In Paying the Land, Joe Sacco travels the frozen North to reveal a people in conflict over the costs and benefits of development. The mining boom is only the latest assault on indigenous culture: Sacco recounts the shattering impact of a residential school system that aimed to “remove the Indian from the child”; the destructive process that drove the Dene from the bush into settlements and turned them into wage laborers; the government land claims stacked against the Dene Nation; and their uphill efforts to revive a wounded culture.

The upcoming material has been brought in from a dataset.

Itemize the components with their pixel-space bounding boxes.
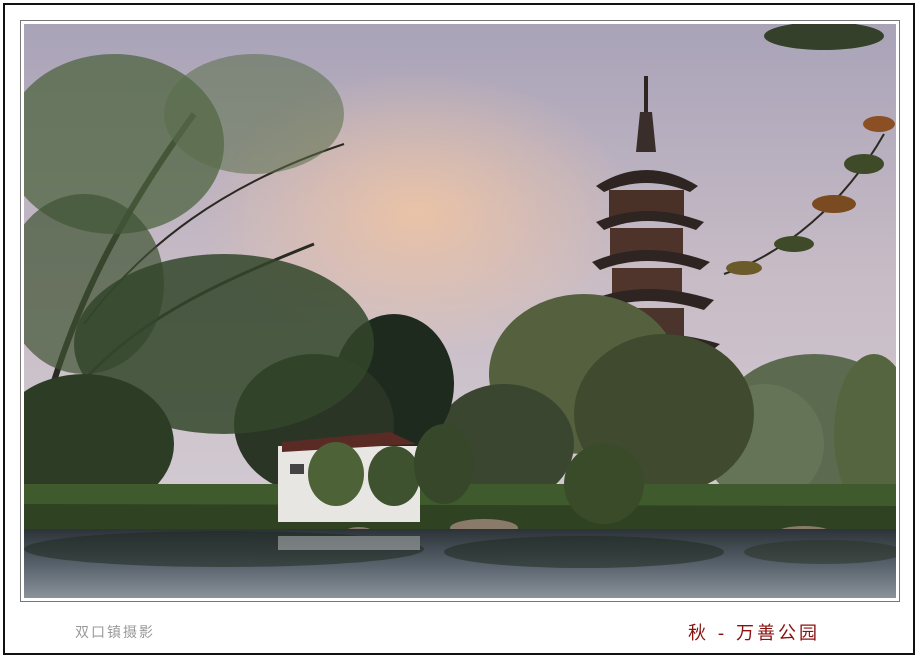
photographer-credit: 双口镇摄影 xyxy=(75,625,155,641)
photo-title: 秋 - 万善公园 xyxy=(688,623,820,644)
landscape-photo xyxy=(24,24,896,598)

Against a vast and gorgeous landscape that dwarfs all human scale, Paying the Land lends an ear to trappers and chiefs, activists and priests, to tell a sweeping story about money, dependency, loss, and culture—recounted in stunning visual detail by one of the greatest cartoonists alive.
PUBLISHERS WEEKLY
Eisner-winner Sacco (Safe Area Gora de) travels to northern Canada to talk with members of the Dene, a First Nations group located largely in the Northwest Territories, in this arresting exploration of a community on the brink. Fracking is the hotly contested issue at hand; it brings money and jobs, but devastates the environment. Sacco delves deeper than the current debate, exploring the long, fraught relationship between the Dene, the Canadian government, and the land. The powerful middle chapters collect first-person stories of the atrocity haunting Sacco's investigation: the mass forced separation of aboriginal children from their families to be "reeducated." Separating young people from their communities, Sacco argues, robbed generations of identity and direction, as Sacco learns from the testimonies of Dene people from all walks of life, from tribal leaders and elders who grew up in close-knit nomadic tribes to a young man hunting his first caribou. Sacco's densely composed, meticulous black-and-white art has grown even more realistic and carefully observed in this work, though he still presents himself as a caricature with buckteeth and Coke-bottle glasses. He wisely withdraws his presence to the background, allowing the Dene and other locals he interviews to take the spotlight, interspersing close-ups of faces with images of the breathtaking northern vistas. Sacco again proves himself a master of comics journalism.